Not only that, Thomas begins redefining the lives of Oren’s community. Israel’s history with Germany is of course one ravaged by pain and suffering, so the notion of a German working at a kosher café is not lost on them. Oren’s brother Motti (Zohar Shtrauss) is keenly aware of what it means too—not only abstractly, but also with the longevity of his sister-in-law’s business. Earning a kosher certificate isn’t something you write off and there are rules to retaining one that forbid a non-Jewish employee from using certain parts of the kitchen. Only quality could cajole someone to turn paranoid caution into easy acceptance. If the cookies and cakes are worth forgiving their recipes’ “checkered” lineage, than trusting Anat will keep things kosher is an implicit byproduct.

It’s this hypocrisy laid bare that The Cakemaker fearlessly lets shine as a means to embolden rather than shame. The taste of Thomas’ food allows Anat to remember she doesn’t care about the part of Judaism that dictates her diet. When his presence in her café earns financial success not yet seen in the café, Motti pushes his prejudices aside to find Thomas an apartment and invite him to Shabbat. And when Anat shows affection towards this stranger who walked into her life, Thomas discovers how love transcends gender. He yearns for the feeling Oren instilled within him. He craves that sense of belonging. And more than clothes or environment, Anat reminds him of that love. Being with her is the closest to Oren he can ever hope to get.

This isn’t a fantasy, though. Graizer isn’t pretending they can wipe away their intrinsic prejudices and live happily ever after. The affair between Thomas and Oren hangs above everything. The lie that the former’s being in Anat’s home creates stokes a fire of what’s anticipated to be an emotional confrontation once the truth is revealed. Because it will be discovered. Anat isn’t stupid and she begins putting the pieces together early—some of them at least. There are so many layers to the relationships formed here that a character’s inclination towards uncovering a secret is never complete. One secret hides another until those on both sides find themselves assuming very different hypotheses. And the anguish of those devastating half-truths could reveal the answers death didn’t erase after all.

It’s a powerful glimpse at historical and philosophical incongruities with characters trying to co-exist in two separate worlds without fully comprehending what that means to their own well-being let alone those caught along their path. Thomas cannot be blamed for his insecurities or longing, but that’s not to say we can condone his deceit when it ensures the innocents within this story will suffer more due to this added betrayal atop Oren’s. And the potential damage his true identity provides only increases after Anat so forcefully and willingly sticks her neck out to help him carve a place for himself within a society so historically against everything the intrinsic parts of who he is (that he was born into) conjure. Can love prevail over dishonesty? Forgiveness over hatred?

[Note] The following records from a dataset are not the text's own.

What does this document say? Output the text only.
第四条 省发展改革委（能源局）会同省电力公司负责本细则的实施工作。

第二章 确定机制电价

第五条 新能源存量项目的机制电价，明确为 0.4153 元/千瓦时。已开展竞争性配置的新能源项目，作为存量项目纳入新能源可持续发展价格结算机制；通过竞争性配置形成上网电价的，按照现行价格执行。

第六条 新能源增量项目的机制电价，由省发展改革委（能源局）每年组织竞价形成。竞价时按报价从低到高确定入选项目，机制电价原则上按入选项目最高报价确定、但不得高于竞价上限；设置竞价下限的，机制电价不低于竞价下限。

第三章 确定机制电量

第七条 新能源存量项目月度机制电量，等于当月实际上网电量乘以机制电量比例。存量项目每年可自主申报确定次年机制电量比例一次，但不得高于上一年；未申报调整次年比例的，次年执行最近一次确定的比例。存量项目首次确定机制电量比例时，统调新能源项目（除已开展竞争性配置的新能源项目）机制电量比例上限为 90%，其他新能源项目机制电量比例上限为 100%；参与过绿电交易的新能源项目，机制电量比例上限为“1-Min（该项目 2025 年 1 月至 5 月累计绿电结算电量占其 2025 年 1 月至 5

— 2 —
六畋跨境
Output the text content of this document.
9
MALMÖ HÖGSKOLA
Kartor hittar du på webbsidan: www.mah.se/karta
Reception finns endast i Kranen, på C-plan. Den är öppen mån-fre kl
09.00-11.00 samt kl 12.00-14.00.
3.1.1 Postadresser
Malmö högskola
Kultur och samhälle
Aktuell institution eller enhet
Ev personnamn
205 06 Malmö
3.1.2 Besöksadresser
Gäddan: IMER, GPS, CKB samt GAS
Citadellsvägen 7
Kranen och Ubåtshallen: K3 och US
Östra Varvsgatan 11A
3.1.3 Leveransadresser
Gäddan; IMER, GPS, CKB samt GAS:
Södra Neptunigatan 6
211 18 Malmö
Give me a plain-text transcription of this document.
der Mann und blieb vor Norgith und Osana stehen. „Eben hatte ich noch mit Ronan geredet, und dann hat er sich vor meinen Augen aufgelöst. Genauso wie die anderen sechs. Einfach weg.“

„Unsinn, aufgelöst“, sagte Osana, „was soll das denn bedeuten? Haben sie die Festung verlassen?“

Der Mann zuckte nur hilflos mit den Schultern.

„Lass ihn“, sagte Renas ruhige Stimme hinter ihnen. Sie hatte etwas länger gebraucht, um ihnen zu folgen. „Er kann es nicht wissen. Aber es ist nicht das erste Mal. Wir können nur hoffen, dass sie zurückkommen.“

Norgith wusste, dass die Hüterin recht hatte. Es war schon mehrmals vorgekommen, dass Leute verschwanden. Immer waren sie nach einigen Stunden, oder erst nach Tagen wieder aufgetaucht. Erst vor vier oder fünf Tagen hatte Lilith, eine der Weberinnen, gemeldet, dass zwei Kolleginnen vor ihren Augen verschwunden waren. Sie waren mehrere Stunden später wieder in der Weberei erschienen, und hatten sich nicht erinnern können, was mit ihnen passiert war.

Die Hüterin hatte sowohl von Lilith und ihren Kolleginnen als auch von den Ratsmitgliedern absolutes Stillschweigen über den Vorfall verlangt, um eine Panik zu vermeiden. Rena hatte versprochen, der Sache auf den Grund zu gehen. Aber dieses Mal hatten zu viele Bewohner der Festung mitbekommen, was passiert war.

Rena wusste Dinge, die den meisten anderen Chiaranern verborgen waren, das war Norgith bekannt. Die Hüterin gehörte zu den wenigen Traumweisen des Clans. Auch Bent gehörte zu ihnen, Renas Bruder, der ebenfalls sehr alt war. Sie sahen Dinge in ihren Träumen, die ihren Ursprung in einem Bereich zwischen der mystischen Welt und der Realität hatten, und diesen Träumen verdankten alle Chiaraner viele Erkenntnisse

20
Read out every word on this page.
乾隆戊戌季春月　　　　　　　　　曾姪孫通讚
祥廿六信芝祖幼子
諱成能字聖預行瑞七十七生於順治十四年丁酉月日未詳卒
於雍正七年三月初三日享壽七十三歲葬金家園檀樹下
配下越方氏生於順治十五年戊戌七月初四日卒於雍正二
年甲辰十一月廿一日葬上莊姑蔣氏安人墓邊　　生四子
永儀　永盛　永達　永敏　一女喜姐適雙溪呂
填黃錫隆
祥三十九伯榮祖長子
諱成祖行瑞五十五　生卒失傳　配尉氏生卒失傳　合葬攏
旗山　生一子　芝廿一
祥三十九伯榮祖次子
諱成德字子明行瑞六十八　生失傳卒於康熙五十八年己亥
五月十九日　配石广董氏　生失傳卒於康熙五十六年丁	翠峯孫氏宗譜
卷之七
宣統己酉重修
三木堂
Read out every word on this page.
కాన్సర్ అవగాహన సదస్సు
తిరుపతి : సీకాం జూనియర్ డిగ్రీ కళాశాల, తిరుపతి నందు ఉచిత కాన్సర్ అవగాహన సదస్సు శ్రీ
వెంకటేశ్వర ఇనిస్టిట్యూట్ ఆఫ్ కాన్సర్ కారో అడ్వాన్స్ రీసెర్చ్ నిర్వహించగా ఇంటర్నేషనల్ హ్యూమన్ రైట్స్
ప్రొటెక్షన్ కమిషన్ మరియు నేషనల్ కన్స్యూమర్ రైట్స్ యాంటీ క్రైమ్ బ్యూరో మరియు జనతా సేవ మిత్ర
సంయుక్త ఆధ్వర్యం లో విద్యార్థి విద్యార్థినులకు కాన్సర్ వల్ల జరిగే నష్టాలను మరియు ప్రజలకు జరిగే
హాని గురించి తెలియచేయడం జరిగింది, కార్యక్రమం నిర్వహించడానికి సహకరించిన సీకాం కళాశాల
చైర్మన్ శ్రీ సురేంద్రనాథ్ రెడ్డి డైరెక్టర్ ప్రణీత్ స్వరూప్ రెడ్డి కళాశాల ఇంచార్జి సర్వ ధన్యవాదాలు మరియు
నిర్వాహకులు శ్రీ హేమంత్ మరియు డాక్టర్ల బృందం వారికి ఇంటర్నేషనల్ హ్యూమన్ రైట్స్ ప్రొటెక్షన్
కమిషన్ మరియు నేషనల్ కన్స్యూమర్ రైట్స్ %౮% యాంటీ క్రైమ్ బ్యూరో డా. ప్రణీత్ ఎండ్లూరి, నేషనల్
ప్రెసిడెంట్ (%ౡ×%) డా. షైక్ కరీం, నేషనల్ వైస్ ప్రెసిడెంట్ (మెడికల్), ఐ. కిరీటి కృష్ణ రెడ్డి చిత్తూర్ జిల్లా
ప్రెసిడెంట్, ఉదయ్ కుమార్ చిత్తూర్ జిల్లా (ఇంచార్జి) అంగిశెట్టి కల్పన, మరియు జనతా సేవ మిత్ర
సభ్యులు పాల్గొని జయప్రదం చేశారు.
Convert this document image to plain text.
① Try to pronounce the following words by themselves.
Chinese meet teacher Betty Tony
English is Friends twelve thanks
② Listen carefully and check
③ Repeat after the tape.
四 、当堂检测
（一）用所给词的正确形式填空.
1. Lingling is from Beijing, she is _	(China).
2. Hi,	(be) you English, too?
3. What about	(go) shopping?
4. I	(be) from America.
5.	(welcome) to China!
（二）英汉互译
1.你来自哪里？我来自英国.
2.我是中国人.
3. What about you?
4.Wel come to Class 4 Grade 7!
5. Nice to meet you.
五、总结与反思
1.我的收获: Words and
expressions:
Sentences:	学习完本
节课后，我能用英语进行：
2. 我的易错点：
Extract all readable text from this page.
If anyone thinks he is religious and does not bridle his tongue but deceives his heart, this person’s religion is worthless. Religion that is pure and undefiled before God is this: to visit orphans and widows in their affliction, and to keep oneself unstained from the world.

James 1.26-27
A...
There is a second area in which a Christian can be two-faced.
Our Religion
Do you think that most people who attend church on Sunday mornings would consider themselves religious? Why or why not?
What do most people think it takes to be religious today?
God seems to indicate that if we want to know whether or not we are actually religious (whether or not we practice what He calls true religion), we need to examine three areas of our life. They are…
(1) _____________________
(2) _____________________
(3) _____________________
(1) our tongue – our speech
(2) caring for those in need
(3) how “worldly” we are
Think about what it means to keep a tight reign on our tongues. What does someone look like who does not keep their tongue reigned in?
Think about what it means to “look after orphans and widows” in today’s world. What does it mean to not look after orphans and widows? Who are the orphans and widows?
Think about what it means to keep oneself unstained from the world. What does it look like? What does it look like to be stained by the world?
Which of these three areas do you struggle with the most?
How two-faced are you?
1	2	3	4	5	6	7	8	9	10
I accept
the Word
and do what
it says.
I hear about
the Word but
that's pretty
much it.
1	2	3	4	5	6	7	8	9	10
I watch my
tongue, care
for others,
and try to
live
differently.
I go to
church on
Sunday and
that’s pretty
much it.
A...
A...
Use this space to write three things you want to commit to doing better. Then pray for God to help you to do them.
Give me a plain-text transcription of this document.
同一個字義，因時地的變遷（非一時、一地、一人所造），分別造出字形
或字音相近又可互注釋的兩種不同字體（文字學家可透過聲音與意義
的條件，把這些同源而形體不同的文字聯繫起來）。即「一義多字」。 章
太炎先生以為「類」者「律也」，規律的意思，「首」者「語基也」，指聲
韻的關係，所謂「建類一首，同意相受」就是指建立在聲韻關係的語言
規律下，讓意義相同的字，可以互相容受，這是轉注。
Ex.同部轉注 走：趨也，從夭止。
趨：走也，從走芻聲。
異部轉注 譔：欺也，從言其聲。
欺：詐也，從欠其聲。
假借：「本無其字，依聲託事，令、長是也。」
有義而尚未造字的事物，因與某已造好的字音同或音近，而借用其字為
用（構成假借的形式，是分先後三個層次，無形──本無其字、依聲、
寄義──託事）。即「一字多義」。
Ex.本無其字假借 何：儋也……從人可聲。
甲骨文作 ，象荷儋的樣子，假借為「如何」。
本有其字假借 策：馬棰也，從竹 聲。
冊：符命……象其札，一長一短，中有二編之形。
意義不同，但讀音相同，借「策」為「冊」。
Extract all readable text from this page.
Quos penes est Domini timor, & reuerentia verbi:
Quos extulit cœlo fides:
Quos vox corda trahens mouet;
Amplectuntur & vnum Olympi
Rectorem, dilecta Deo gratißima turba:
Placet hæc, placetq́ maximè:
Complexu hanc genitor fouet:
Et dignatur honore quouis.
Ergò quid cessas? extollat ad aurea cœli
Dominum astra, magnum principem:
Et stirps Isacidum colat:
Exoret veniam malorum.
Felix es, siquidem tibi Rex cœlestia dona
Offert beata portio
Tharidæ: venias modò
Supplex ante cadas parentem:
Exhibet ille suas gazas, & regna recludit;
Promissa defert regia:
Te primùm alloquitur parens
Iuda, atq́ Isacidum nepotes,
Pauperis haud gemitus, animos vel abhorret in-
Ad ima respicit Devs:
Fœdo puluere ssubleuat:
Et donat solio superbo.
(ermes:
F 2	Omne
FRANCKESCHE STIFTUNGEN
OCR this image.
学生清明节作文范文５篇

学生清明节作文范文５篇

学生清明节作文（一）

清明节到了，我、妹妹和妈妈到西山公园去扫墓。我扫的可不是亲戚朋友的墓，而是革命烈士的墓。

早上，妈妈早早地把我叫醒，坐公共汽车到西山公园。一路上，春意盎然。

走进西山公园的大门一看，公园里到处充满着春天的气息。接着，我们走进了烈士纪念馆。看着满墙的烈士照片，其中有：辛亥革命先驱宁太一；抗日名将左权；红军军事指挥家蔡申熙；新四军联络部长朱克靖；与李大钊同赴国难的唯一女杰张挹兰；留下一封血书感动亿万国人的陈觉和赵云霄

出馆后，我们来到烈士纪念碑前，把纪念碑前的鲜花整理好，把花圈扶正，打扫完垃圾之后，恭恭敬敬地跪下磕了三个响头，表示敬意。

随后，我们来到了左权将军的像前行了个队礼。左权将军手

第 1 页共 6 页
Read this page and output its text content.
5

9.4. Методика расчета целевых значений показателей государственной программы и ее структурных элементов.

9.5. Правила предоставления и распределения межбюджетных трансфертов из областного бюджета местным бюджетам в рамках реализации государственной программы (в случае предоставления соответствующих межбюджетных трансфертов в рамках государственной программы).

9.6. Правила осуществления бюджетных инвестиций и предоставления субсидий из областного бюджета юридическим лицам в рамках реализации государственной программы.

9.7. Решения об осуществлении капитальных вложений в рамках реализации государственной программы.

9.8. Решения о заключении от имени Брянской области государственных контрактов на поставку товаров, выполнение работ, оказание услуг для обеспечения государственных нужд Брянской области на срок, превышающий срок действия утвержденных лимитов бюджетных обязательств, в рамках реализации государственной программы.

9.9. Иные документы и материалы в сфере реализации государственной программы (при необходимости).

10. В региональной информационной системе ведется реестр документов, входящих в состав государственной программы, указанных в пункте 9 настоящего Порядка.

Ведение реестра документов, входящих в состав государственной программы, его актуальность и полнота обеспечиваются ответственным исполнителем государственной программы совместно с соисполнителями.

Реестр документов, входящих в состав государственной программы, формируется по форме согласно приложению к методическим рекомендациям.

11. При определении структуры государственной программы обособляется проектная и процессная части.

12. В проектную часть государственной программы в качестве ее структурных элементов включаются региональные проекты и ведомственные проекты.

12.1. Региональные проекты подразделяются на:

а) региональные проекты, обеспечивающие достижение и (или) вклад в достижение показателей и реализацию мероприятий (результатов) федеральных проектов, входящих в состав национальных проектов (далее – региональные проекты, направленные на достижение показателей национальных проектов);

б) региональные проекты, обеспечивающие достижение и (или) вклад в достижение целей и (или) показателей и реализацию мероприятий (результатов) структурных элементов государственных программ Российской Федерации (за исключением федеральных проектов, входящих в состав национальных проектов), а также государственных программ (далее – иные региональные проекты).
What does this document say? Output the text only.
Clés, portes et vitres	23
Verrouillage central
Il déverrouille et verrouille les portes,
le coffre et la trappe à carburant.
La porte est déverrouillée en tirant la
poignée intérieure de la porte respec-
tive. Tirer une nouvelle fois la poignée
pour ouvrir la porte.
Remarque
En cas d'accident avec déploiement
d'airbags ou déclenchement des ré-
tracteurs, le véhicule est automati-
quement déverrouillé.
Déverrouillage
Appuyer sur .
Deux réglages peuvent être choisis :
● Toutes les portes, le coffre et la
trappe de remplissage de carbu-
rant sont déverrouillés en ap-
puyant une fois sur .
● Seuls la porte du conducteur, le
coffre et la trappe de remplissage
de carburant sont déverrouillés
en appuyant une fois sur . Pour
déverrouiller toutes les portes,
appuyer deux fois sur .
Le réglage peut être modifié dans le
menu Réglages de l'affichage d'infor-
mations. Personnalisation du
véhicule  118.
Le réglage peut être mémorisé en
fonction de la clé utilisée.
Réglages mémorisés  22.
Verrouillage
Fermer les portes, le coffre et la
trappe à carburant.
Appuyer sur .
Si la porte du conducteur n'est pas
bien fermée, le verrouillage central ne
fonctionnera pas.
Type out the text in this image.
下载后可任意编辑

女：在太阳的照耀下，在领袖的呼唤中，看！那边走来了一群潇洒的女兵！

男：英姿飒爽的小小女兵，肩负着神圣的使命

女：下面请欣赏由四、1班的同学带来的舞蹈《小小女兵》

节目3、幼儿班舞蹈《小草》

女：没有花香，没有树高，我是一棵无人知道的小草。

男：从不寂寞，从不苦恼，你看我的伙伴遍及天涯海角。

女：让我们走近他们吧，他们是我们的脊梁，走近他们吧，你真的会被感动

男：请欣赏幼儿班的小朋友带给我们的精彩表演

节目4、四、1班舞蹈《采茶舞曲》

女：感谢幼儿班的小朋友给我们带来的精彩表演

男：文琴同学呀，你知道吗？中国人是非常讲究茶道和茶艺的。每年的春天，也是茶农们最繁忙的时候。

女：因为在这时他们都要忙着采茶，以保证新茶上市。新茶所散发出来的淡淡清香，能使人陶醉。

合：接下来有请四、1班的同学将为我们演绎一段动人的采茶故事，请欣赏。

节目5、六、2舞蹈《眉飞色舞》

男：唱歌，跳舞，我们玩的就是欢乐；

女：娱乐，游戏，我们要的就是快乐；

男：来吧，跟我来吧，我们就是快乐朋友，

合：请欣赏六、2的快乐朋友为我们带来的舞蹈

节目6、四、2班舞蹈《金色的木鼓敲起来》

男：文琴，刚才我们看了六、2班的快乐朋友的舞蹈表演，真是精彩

Rather than become an over-the-top melodrama, The Cakemaker asks profound questions about the complexity of human nature, empathy, and our value beyond archaic doctrines that serve to separate more than unite. It offers two unforgettably complex leads struggling to find their worth in the wake of devastating news that inexplicably find themselves able to help steady the other despite their unknown roles in shattering the other’s foundation in the first place. Graizer can therefore authentically touch upon the myriad taboos projecting adversity upon them because they’re more or less the same beneath it all. The performances Kalkhof and Adler draw within that truth prove equally inspirational as devastating. And as so much external noise tries dividing them, it’s food’s great unifier that silences their minds to amplify their souls.